It may seem self-serving to write an article on when and how to hire a financial advisor. However, three things compelled me to write about this topic today.
First, I realized that three of the last four clients who hired my firm already had multiple financial advisors (an average of three advisors each). All these clients left all their other advisors because they wanted a single advisor who would be responsible for their entire financial picture and could develop a comprehensive plan. Having multiple advisors may seem like a way to “diversify” so you can benefit from multiple perspectives. However, it usually turns into a mess.
Coordination between multiple financial advisors:
There’s rarely any coordination between multiple advisors, and no one takes ownership of the client’s overall financial wellbeing. In the aforementioned cases, there were missed opportunities all over the place, including annuities with lifetime income riders that should have been triggered years ago, life insurance policies that were unnecessary or needed to be reconfigured, and incompatible and inefficient investment strategies. Just like you wouldn’t hire multiple CPAs or multiple estate planning attorneys, you only need one financial advisor. This makes it even more important to hire the right one.
The second thing that compelled me to write this article was a review that my book received this week on Amazon. It was written by an estate planning attorney who wrote: “I appreciate the advice given by the authors in the ‘Working with a Financial Advisor’ chapter. Anyone considering hiring a financial advisor would definitely benefit by reading and following the advice in that chapter.”

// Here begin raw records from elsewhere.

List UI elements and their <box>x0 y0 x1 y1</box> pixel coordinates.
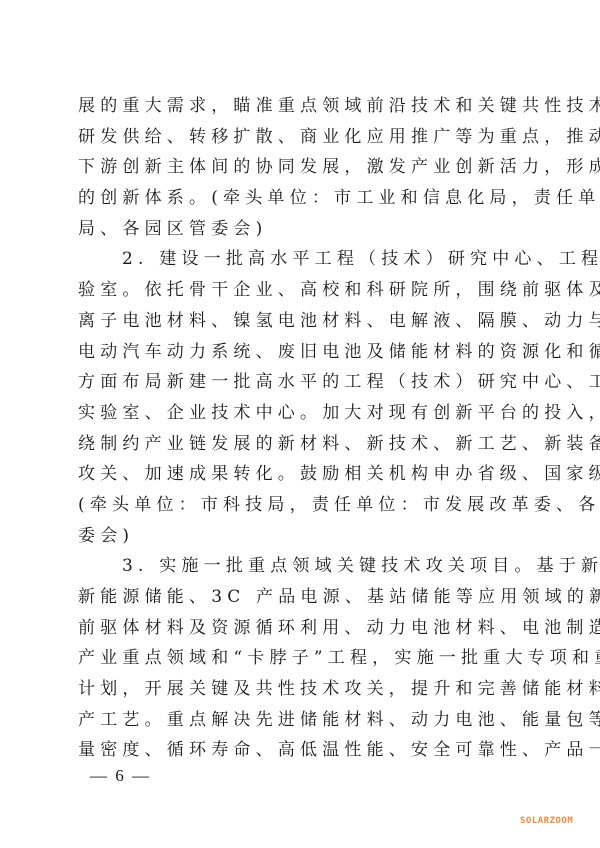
watermark-logo: SOLARZOOM <box>520 816 573 826</box>
body-text: 展的重大需求，瞄准重点领域前沿技术和关键共性技术，以技术 研发供给、转移扩散、商… <box>78 91 528 766</box>
text-line: 离子电池材料、镍氢电池材料、电解液、隔膜、动力与储能电池、 <box>78 306 528 337</box>
text-line: 委会) <box>78 521 528 552</box>
page-number: — 6 — <box>90 766 151 786</box>
text-line: 前驱体材料及资源循环利用、动力电池材料、电池制造及集成等 <box>78 613 528 644</box>
text-line: 局、各园区管委会) <box>78 214 528 245</box>
text-line: 产业重点领域和“卡脖子”工程，实施一批重大专项和重点研发 <box>78 643 528 674</box>
text-line: 量密度、循环寿命、高低温性能、安全可靠性、产品一致性、成 <box>78 735 528 766</box>
text-line: 绕制约产业链发展的新材料、新技术、新工艺、新装备开展技术 <box>78 429 528 460</box>
text-line: 研发供给、转移扩散、商业化应用推广等为重点，推动产业链上 <box>78 122 528 153</box>
text-line: 新能源储能、3C 产品电源、基站储能等应用领域的新要求，围绕 <box>78 582 528 613</box>
text-line: 电动汽车动力系统、废旧电池及储能材料的资源化和循环利用等 <box>78 337 528 368</box>
text-line: 产工艺。重点解决先进储能材料、动力电池、能量包等产品的能 <box>78 705 528 736</box>
text-line: (牵头单位：市科技局，责任单位：市发展改革委、各园区管 <box>78 490 528 521</box>
section-3-heading-line: 3. 实施一批重点领域关键技术攻关项目。基于新能源汽车、 <box>78 551 528 582</box>
text-line: 实验室、企业技术中心。加大对现有创新平台的投入，引导其围 <box>78 398 528 429</box>
text-line: 展的重大需求，瞄准重点领域前沿技术和关键共性技术，以技术 <box>78 91 528 122</box>
text-line: 验室。依托骨干企业、高校和科研院所，围绕前驱体及原料、锂 <box>78 275 528 306</box>
text-line: 方面布局新建一批高水平的工程（技术）研究中心、工程（重点） <box>78 367 528 398</box>
text-line: 攻关、加速成果转化。鼓励相关机构申办省级、国家级创新平台。 <box>78 459 528 490</box>
text-line: 计划，开展关键及共性技术攻关，提升和完善储能材料及器件生 <box>78 674 528 705</box>
section-2-heading-line: 2. 建设一批高水平工程（技术）研究中心、工程（重点）实 <box>78 244 528 275</box>
document-page: 展的重大需求，瞄准重点领域前沿技术和关键共性技术，以技术 研发供给、转移扩散、商… <box>0 0 600 848</box>
text-line: 的创新体系。(牵头单位：市工业和信息化局，责任单位：市科技 <box>78 183 528 214</box>
text-line: 下游创新主体间的协同发展，激发产业创新活力，形成跨界协同 <box>78 152 528 183</box>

I thought it interesting that this estate planning attorney thought that was the most important chapter in the book. The chapter is too long to repeat in its entirety here, but you can either buy the book or email me and I’ll send you a copy of the chapter. It includes my insights on: What a good financial advisor will do for you, how advisors get paid, how to measure performance, when to fire an advisor, and 12 questions to ask when interviewing advisors.
Insights on the Financial Advisory Industry:
The third thing that happened this week was I came across an infographic on the financial advisory industry, which had lots of great info, such as:
- The more money you have, the more likely you are to seek the advice of a financial advisor. In fact, 81% of people with over $5 million in assets use a financial advisor.
- The percentage of Americans using financial advisors doubled between 2010 and 2015.
- Although more people are hiring financial advisors, consumers have become increasingly distrustful of advisors. This is due to increased media attention on the conflicts of interest in many advisory relationships.
- There are approximately 310,000 financial advisors nationwide, of which 90% are brokers or registered reps, primarily compensated through commissions. This means they may have a conflict of interest since some financial products pay the broker more than others. Furthermore, brokers are only held to a “suitability standard,” which means the investments only need to be suitable, but not necessarily the best investment for the client.
- The less conflicted financial advisors are called Registered Investment Advisors. Only 10% of financial advisors are licensed this way. RIAs are held to a “fiduciary standard,” meaning they are required by law to do what is best for their clients. RIAs charge a percentage of the assets they manage or a flat fee. This way they do not have an incentive to use one type of investment over another.
- A recent Vanguard study estimated that a financial advisor can add about 3.75% in value to investment returns per year through a combination of asset allocation, rebalancing, reducing expense ratios, using the right withdrawal sequence, and—the biggest factor—behavioral coaching.
The funny thing is the public’s opinion of financial advisors has been declining over the past decade, but the industry seems to be cleaning up its act in many ways. This is a bit like turning around a super tanker…it takes time. Nevertheless, today there is more transparency, better planning tools, and better technology being used to deliver more value to clients than ever before.
Final Thoughts on Hiring the Right Financial Advisor
Few things will affect you and your family more over the coming decades than the financial decisions you are making today. We have seen countless people amass small fortunes during their lifetimes only to squander them through bad financial decisions. We often hear about the celebrities or athletes who make tragic financial mistakes. What is not reported in the press is how many middle-class millionaires also lose what could have been a financial legacy for generations. So, when you look for a financial advisor to help you navigate all of these important decisions, there are two criteria above all else: competence and trust.